Just in case anyone's interested, this conversation is also playing out on the Discussion Forums as it applies to Concordia Publishing House and Luther's Works here: http://www.accordancebible.com/forums/index.php?showtopic=1797
 

Looks like the link got cut.
Go to:

Discussion Forums
Feature or Module Request
Luther's Works
 

I'd like to weigh in on this discussion. I am currently testing the Libronix alpha on my PowerBook G4. While I am delighted to have access to many additional works that are unavailable in Accordance, comparing the Libronix alpha to the current Accordance application is like comparing a go-cart to a Lamborgini. Seriously! The Libronix program only has about 30% of its code base implemented (based on the number of menus and commands that are not yet operational). Currently it barely functions as anything more than a passage display and synchronized e-text reader.

Even when the Libronix application matures to version 1.0, it still will not rival the elegance nor customizability possible in Accordance.
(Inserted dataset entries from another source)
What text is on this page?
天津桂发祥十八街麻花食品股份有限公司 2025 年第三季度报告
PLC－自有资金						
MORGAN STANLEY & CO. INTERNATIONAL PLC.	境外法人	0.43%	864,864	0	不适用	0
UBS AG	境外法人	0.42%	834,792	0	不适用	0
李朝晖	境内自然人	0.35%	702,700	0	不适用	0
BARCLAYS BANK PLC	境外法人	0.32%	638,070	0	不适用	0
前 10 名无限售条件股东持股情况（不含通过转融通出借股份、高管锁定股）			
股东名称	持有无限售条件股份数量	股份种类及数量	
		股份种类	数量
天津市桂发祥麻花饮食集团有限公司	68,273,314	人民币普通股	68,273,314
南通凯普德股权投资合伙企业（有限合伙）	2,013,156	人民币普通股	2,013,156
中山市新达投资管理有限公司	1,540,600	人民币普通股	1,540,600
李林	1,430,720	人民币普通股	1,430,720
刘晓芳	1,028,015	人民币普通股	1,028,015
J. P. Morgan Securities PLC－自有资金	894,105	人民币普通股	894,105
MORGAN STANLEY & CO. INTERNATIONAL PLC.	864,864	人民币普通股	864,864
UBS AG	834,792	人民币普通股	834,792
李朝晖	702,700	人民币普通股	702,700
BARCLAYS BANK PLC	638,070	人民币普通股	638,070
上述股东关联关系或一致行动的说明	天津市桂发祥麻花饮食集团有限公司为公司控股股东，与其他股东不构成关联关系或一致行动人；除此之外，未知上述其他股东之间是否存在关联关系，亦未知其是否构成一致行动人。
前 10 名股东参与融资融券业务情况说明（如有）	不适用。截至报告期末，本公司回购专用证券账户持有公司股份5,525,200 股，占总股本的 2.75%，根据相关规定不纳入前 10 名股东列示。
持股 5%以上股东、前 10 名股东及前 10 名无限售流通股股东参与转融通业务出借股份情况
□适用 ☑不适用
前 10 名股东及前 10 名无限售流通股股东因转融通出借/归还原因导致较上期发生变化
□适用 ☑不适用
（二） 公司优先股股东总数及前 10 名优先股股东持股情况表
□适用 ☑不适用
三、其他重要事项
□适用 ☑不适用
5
From what I can see in the alpha, version one of the program is going to take years before it can grow to a level that will rival the capabilities of the Accordance engine.

Don't get me wrong, I would love to see Libronix succeed. It will only serve to stimulate a more aggressive development of Accordance, and that is good for all of us. But folks, I'm not waiting for Libronix to surpass Accordance anytime in the next decade - hasn't the alpha been in development for three years now? I believe the version 1 release has been delayed for nearly two years.

I have the Libronix Scholar's Silver Library for Windows. I am all the more excited to be able to run the new alpha release on my Mac. I will be delighted when version 1.0 of Libronix for Mac ships. I'll be one of the first in line to get it. It affords me with a vast wealth of resources for study that I can't currently get anywhere else. But when it comes to simplicity, elegance, speed, and power, especially in original language studies, Accordance is my program of choice. Some of my favorite commentaries and reference works are only available for Accordance. Unless the Libronix program develops in a dramatically different direction, I cannot foresee it ever supplanting Accordance -- at least for me.
 

Dave, when will the next version of Accordance come out, and are you allowed to give us any hints on what the new features or language texts will be?
 

About 4 or 5 years ago, Logos had a questionnaire for those signed up for more information on Logos for Mac. One of the questions was whether the user interface should be exactly like the UI of the PC version.

Because it wasn't a possible answer on the questionnaire, I requested that they would NOT make the UI like the PC version but make it typical of a Mac program.

I got the impression that that had not even been a possibility at that time.
 

Pandakruon,

You had tried to post a URL on a discussion about Lutheran materials on the Accordance forum and mentioned that your URL had been cut off.

I would recommend that you use TinyURL to get shorter URL that would work on this blog.
http://tinyurl.com/

By the way, the User Forums have several entries that discuss the dilemma of Lutheran materials.